En las grabaciones se observa a Ortiz junto a Olmedo López, exdirector de la UNGRD, conversando discretamente junto a la “puerta blanca”. Según la fiscal del caso, María Cristina Patiño, la exfuncionaria habría abordado a López para tratar un tema reservado, en línea con su testimonio previo.
Estos encuentros, asegura la Fiscalía, estarían directamente relacionados con la entrega de sobornos a altos congresistas como Iván Name y Andrés Calle.
Sandra Ortiz habría actuado como intermediaria de los pagos, bajo instrucciones de Carlos Ramón González, quien enfrenta acusaciones por peculado, cohecho y lavado de activos.
Un acceso sin control y con graves implicaciones
La existencia de esta puerta secreta, sin controles de registro, ha desatado inquietudes sobre el nivel de secretismo y posible manipulación institucional al interior del Palacio Presidencial.
El uso de ese paso exclusivo por parte de implicados en una trama de corrupción millonaria deja al descubierto fallas estructurales en los protocolos de transparencia y vigilancia en la sede del Ejecutivo.
Mientras tanto, el paradero de Carlos Ramón González es incierto.

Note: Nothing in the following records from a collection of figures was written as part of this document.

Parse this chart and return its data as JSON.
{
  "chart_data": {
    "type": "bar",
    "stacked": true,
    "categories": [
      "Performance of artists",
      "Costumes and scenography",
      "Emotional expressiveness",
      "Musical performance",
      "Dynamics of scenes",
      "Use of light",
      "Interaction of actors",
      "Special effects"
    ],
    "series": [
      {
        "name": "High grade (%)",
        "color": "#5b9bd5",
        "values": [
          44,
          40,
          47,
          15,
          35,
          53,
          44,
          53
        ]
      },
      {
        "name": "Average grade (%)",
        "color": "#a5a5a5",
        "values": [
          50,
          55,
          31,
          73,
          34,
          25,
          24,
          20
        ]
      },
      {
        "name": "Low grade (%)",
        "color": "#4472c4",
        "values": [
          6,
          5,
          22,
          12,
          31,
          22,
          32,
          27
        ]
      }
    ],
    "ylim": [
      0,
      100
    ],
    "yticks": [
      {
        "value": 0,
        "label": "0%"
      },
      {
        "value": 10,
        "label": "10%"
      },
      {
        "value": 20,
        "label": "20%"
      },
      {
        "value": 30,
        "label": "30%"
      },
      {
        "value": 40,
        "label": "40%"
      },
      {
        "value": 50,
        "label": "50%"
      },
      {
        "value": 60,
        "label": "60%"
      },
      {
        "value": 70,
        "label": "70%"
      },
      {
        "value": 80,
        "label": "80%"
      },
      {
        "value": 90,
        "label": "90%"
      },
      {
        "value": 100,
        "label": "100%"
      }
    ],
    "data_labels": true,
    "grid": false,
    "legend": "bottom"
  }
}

La Fiscalía solicitó una medida de aseguramiento privativa de libertad, al considerar riesgo de fuga y posible obstrucción de la justicia.
El escándalo, que ya compromete a exfuncionarios de alto nivel del gobierno Petro, sigue creciendo, y ahora pone en la mira no solo a la UNGRD sino también a los mecanismos de ingreso y control en el corazón del poder presidencial.